As I stepped out onto the tarmac at Blantyre airport and looked up at the bright blue Malawian sky, I didn’t feel like I had just been traveling for the past 20 hours. I felt refreshed and excited. Excited that I was finally in the country and amongst the people that have been such a central part of my life for the past six months. A few minutes later, after making my way through customs, I found myself engulfed in the welcoming bear hugs of Liz, and VIP staff members Daniel Bonongwe and Kondwani Mihowa.
It meant so much to me to not only have Liz waiting for me with a hug, but to also have Daniel and Kondwani welcoming me to their country and immediately making me feel at home. Strangers quickly became friends and coworkers as they took my luggage, helped me exchange American dollars for Malawian Kwacha and asked me how my flights had been. While Daniel and Kondwani drove my luggage off to N’amangazi Farm (our base of operations for the next month) Liz, Jordan (Liz’s youngest daughter) and I took the VIP Landcruiser and headed off to Limbe Market, to buy supplies and to get a taste of urban Malawi.
Limbe Market was a chaotic blend of sights, sounds and smells that strongly reminded me of the Grand Bazaar in Istanbul. As we parked, we were surrounded by a group of 7 or 8 teenage boys and young men, who wanted to be our “bag boys” as we made our purchases in the market. As we passed by rows of stalls we entered the market itself, a large, partially open-air warehouse full of vendors selling mounds of apples, carrots and bananas, sacks of fragrant spices and groundnuts, fresh fish, chickens and goats and mouth-watering mangoes, oranges and pineapples. Liz navigated us through all of the hustle and bustle like an old bro, sniffing out the freshest produce and the best bargains.
After we made bought carrots, oranges and some of the freshest pineapple I have ever had, and tipped our bag boy, it was time for our ride from Blantyre to Zomba and our base at N’amangazi Farm. As we drove down the two lane highway that connects these major cities I was struck by the constant fires that were burning just off the road and of the dozens of people that we passed carrying large bundles of wood and sticks for burning. Many of the fires we saw were cooking fires to prepare the night’s meals and to boil water, while others were rubbish fires to burn off trash. As the smell of burning wood wafted through the air, I was briefly reminded of the danger that these constant fires can pose. In May, our medical team treated a young women who suffered from epileptic seizures. During one of her seizures she had collapsed and fallen into a rubbish fire, badly burning her arms and her upper torso. Liz is planning to meet with her in the coming days to see how she is recovering. As we drove along, we passed by several roadside markets and itinerant salesman selling everything from universal treats like chips and fried dough, to more specific delicacies like barbequed mouse. Curious as we were, we skipped the barbequed mouse and bought three pieces of delicious piping-hot roast corn. As we were enjoying our roasted corn we reached Zomba, passing by the Central Hospital and the Zomba Central Prison, where the Grammy Nominated album I Have No Everything Here was recorded by a combination of the guards and prisoners, as highlighted in a recent 60 Minutes special.

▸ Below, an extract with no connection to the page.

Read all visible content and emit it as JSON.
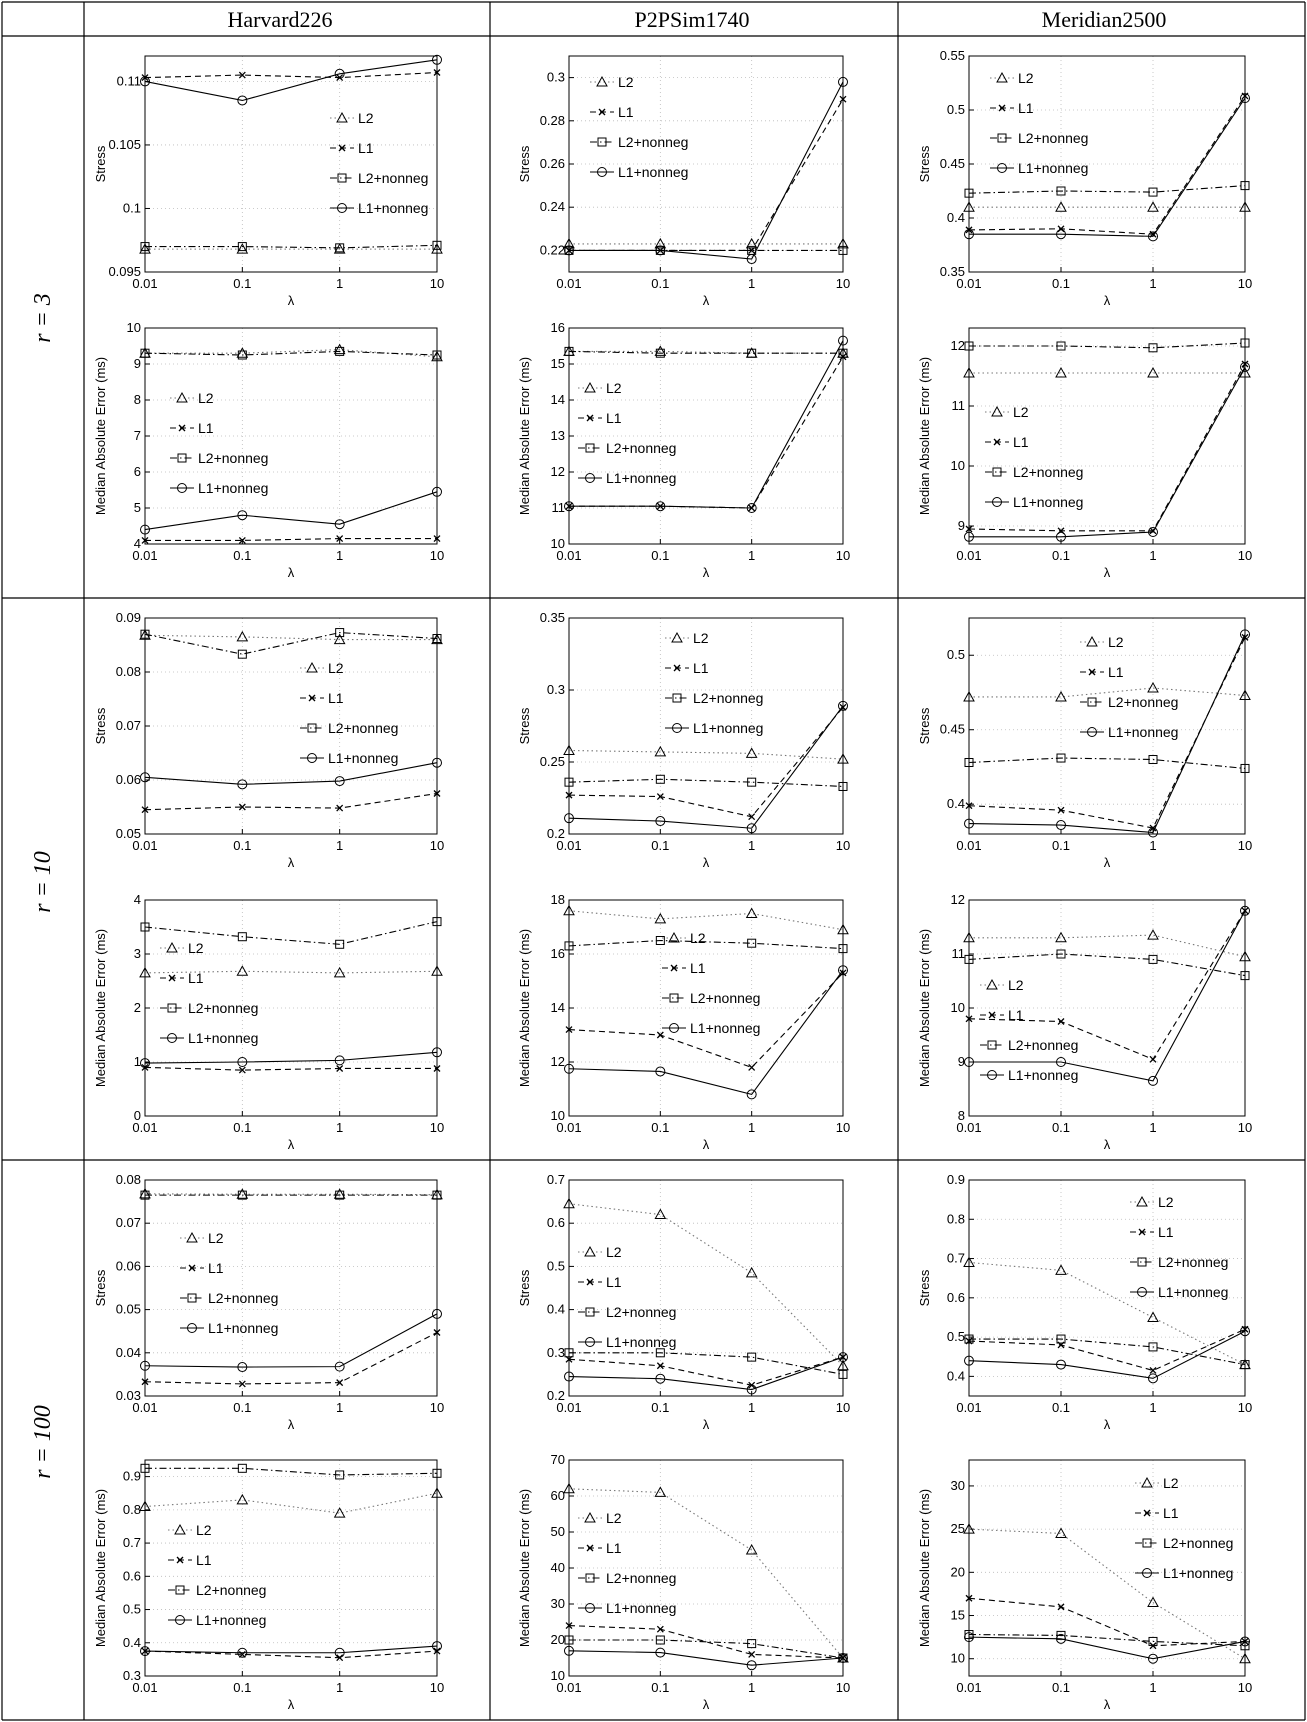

Finally we turned off the highway and made our way to N’amangazi Farm. A beautiful conference center and active farm nestled at the foot of the imposing but gorgeous Zomba plateau. As we settled in to our new home away from home Liz introduced me to Trudi Veldman, a biochemist from the Netherlands, now living in Boston. Trudi traveled to Malawi last year with VIP on a friendship trip, and fell so much in love with the people, especially the children, that she has returned this year for a month, to give hands on science lessons to the 7th graders in our Catchment area.

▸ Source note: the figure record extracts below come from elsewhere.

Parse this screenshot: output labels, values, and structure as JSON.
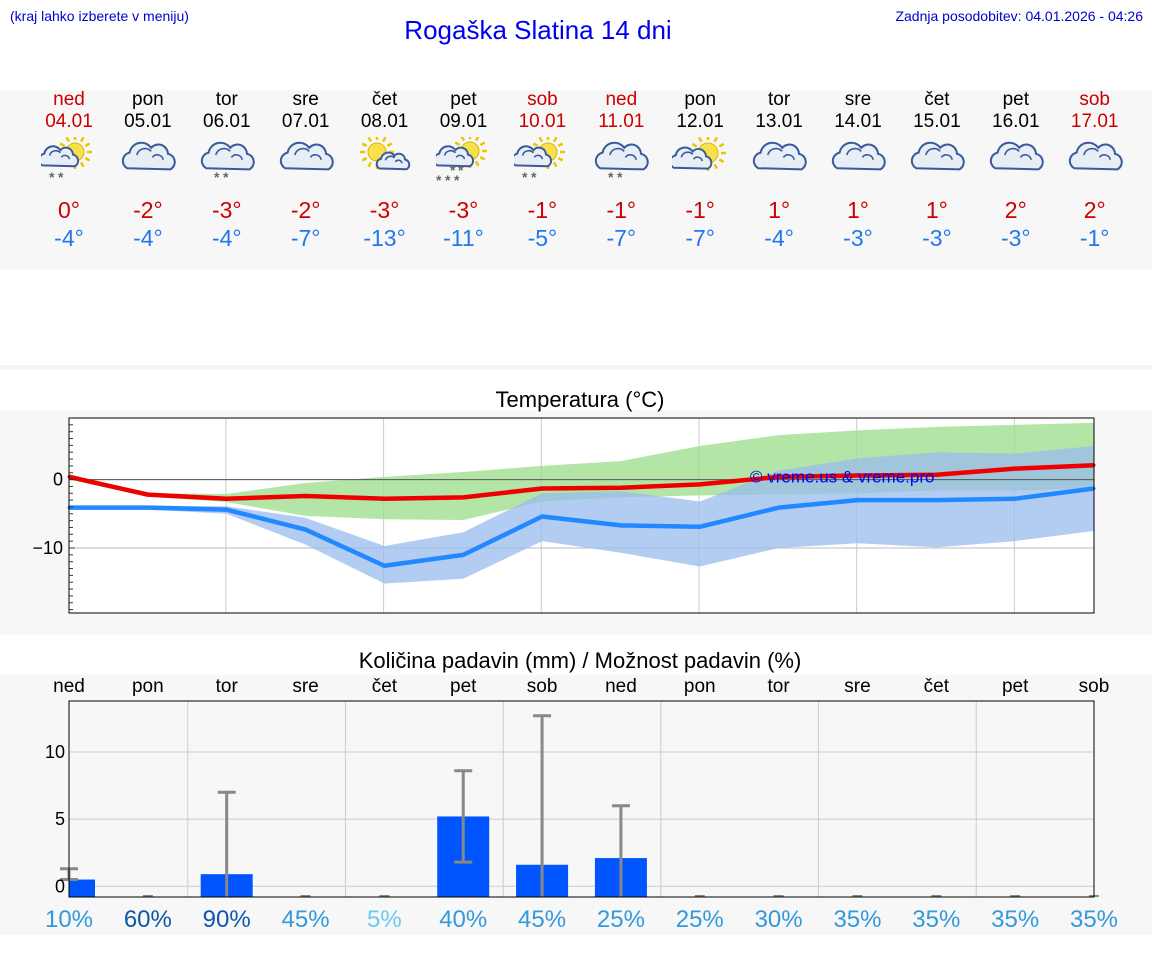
{
  "header": {
    "note": "(kraj lahko izberete v meniju)",
    "title": "Rogaška Slatina 14 dni",
    "updated": "Zadnja posodobitev: 04.01.2026 - 04:26"
  },
  "colors": {
    "max_temp": "#cc0000",
    "min_temp": "#2277ee",
    "bar": "#0055ff",
    "error_bar": "#808080"
  },
  "days": [
    {
      "name": "ned",
      "date": "04.01",
      "weekend": true,
      "icon": "sun-cloud-snow-icon",
      "max": "0°",
      "min": "-4°"
    },
    {
      "name": "pon",
      "date": "05.01",
      "weekend": false,
      "icon": "cloud-icon",
      "max": "-2°",
      "min": "-4°"
    },
    {
      "name": "tor",
      "date": "06.01",
      "weekend": false,
      "icon": "cloud-snow-icon",
      "max": "-3°",
      "min": "-4°"
    },
    {
      "name": "sre",
      "date": "07.01",
      "weekend": false,
      "icon": "cloud-icon",
      "max": "-2°",
      "min": "-7°"
    },
    {
      "name": "čet",
      "date": "08.01",
      "weekend": false,
      "icon": "sun-small-cloud-icon",
      "max": "-3°",
      "min": "-13°"
    },
    {
      "name": "pet",
      "date": "09.01",
      "weekend": false,
      "icon": "sun-cloud-heavy-snow-icon",
      "max": "-3°",
      "min": "-11°"
    },
    {
      "name": "sob",
      "date": "10.01",
      "weekend": true,
      "icon": "sun-cloud-snow-icon",
      "max": "-1°",
      "min": "-5°"
    },
    {
      "name": "ned",
      "date": "11.01",
      "weekend": true,
      "icon": "cloud-snow-icon",
      "max": "-1°",
      "min": "-7°"
    },
    {
      "name": "pon",
      "date": "12.01",
      "weekend": false,
      "icon": "sun-cloud-icon",
      "max": "-1°",
      "min": "-7°"
    },
    {
      "name": "tor",
      "date": "13.01",
      "weekend": false,
      "icon": "cloud-icon",
      "max": "1°",
      "min": "-4°"
    },
    {
      "name": "sre",
      "date": "14.01",
      "weekend": false,
      "icon": "cloud-icon",
      "max": "1°",
      "min": "-3°"
    },
    {
      "name": "čet",
      "date": "15.01",
      "weekend": false,
      "icon": "cloud-icon",
      "max": "1°",
      "min": "-3°"
    },
    {
      "name": "pet",
      "date": "16.01",
      "weekend": false,
      "icon": "cloud-icon",
      "max": "2°",
      "min": "-3°"
    },
    {
      "name": "sob",
      "date": "17.01",
      "weekend": true,
      "icon": "cloud-icon",
      "max": "2°",
      "min": "-1°"
    }
  ],
  "chart_data": [
    {
      "type": "line",
      "title": "Temperatura (°C)",
      "watermark": "© vreme.us & vreme.pro",
      "x": [
        0,
        1,
        2,
        3,
        4,
        5,
        6,
        7,
        8,
        9,
        10,
        11,
        12,
        13
      ],
      "ylim": [
        -19.5,
        9
      ],
      "yticks": [
        0,
        -10
      ],
      "ytick_labels": [
        "0",
        "−10"
      ],
      "grid": true,
      "series": [
        {
          "name": "max",
          "color": "#ee0000",
          "values": [
            0.4,
            -2.2,
            -2.8,
            -2.4,
            -2.8,
            -2.6,
            -1.3,
            -1.2,
            -0.7,
            0.4,
            0.6,
            0.7,
            1.6,
            2.1
          ]
        },
        {
          "name": "min",
          "color": "#2288ff",
          "values": [
            -4.1,
            -4.1,
            -4.4,
            -7.3,
            -12.6,
            -11.0,
            -5.4,
            -6.7,
            -6.9,
            -4.1,
            -3.0,
            -3.0,
            -2.8,
            -1.3
          ]
        }
      ],
      "bands": [
        {
          "name": "max-range",
          "color": "#99dd88",
          "lower": [
            0.0,
            -2.5,
            -3.3,
            -5.3,
            -5.8,
            -5.9,
            -3.2,
            -2.6,
            -2.3,
            -2.2,
            -2.0,
            -1.6,
            -1.6,
            -1.2
          ],
          "upper": [
            0.8,
            -2.0,
            -2.1,
            -0.5,
            0.4,
            1.1,
            2.0,
            2.7,
            4.9,
            6.5,
            7.2,
            7.7,
            8.0,
            8.3
          ]
        },
        {
          "name": "min-range",
          "color": "#99bbee",
          "lower": [
            -4.4,
            -4.4,
            -5.0,
            -9.5,
            -15.2,
            -14.5,
            -9.0,
            -10.7,
            -12.7,
            -10.0,
            -9.3,
            -9.9,
            -9.0,
            -7.5
          ],
          "upper": [
            -3.8,
            -3.8,
            -3.9,
            -5.6,
            -9.7,
            -7.7,
            -2.0,
            -1.7,
            -3.2,
            1.3,
            3.1,
            4.0,
            3.8,
            4.9
          ]
        }
      ]
    },
    {
      "type": "bar",
      "title": "Količina padavin (mm) / Možnost padavin (%)",
      "categories": [
        "ned",
        "pon",
        "tor",
        "sre",
        "čet",
        "pet",
        "sob",
        "ned",
        "pon",
        "tor",
        "sre",
        "čet",
        "pet",
        "sob"
      ],
      "values": [
        0.5,
        0.0,
        0.9,
        0.0,
        0.0,
        5.2,
        1.6,
        2.1,
        0.0,
        0.0,
        0.0,
        0.0,
        0.0,
        0.0
      ],
      "err_low": [
        0.5,
        0.0,
        0.0,
        0.0,
        0.0,
        1.8,
        0.0,
        0.0,
        0.0,
        0.0,
        0.0,
        0.0,
        0.0,
        0.0
      ],
      "err_high": [
        1.3,
        0.0,
        7.0,
        0.0,
        0.0,
        8.6,
        12.7,
        6.0,
        0.0,
        0.0,
        0.0,
        0.0,
        0.0,
        0.0
      ],
      "probability": [
        "10%",
        "60%",
        "90%",
        "45%",
        "5%",
        "40%",
        "45%",
        "25%",
        "25%",
        "30%",
        "35%",
        "35%",
        "35%",
        "35%"
      ],
      "probability_colors": [
        "#3399dd",
        "#1155aa",
        "#1155aa",
        "#3399dd",
        "#66ccee",
        "#3399dd",
        "#3399dd",
        "#3399dd",
        "#3399dd",
        "#3399dd",
        "#3399dd",
        "#3399dd",
        "#3399dd",
        "#3399dd"
      ],
      "ylim": [
        -0.8,
        13.8
      ],
      "yticks": [
        0,
        5,
        10
      ],
      "ytick_labels": [
        "0",
        "5",
        "10"
      ],
      "grid": true
    }
  ]
}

As Liz, Jordan and I chatted with Trudi we learned that an old friend of Liz’s was staying at the farm for the night, Pastor Silas Ncozanna. Abusa, as Pastors are affectionately called in Malawi, was a rare man indeed. Liz told me that in the early 90’s Abusa had been part of a small delegation that had gone to speak with the then leader of Malawi, “President for Life” Hastings Banda. Banda had ruled over Malawi since it gained its independence from Great Britain in 1961 and had shown some willingness to use violence to maintain his grasp on power. Abusa and the delegation that went to see Banda were able to convince him to step aside peacefully and to let democracy run its natural course. As I spoke with Abusa it was clear that he was as comfortable speaking with a world leader as he was with the most common of people. His wisdom, kindness and soft-spoken humor marked him as a natural leader.
After our talk with Abusa and a wonderful home cooked dinner prepared for us by the farm staff (the first of many to come) I walked Liz, Jordan and Trudi up to their house near the top of the farm and said goodnight. As I stepped back outside, I gazed up at the night’s sky, amazed by all the stars that I could see, despite the presence of the full moon. I smiled at the shadow of the Zomba Massif, excited for the chance to climb it tomorrow after church, and walked back down the hill to immediately fall asleep under my mosquito net, dreaming of tomorrow’s adventures.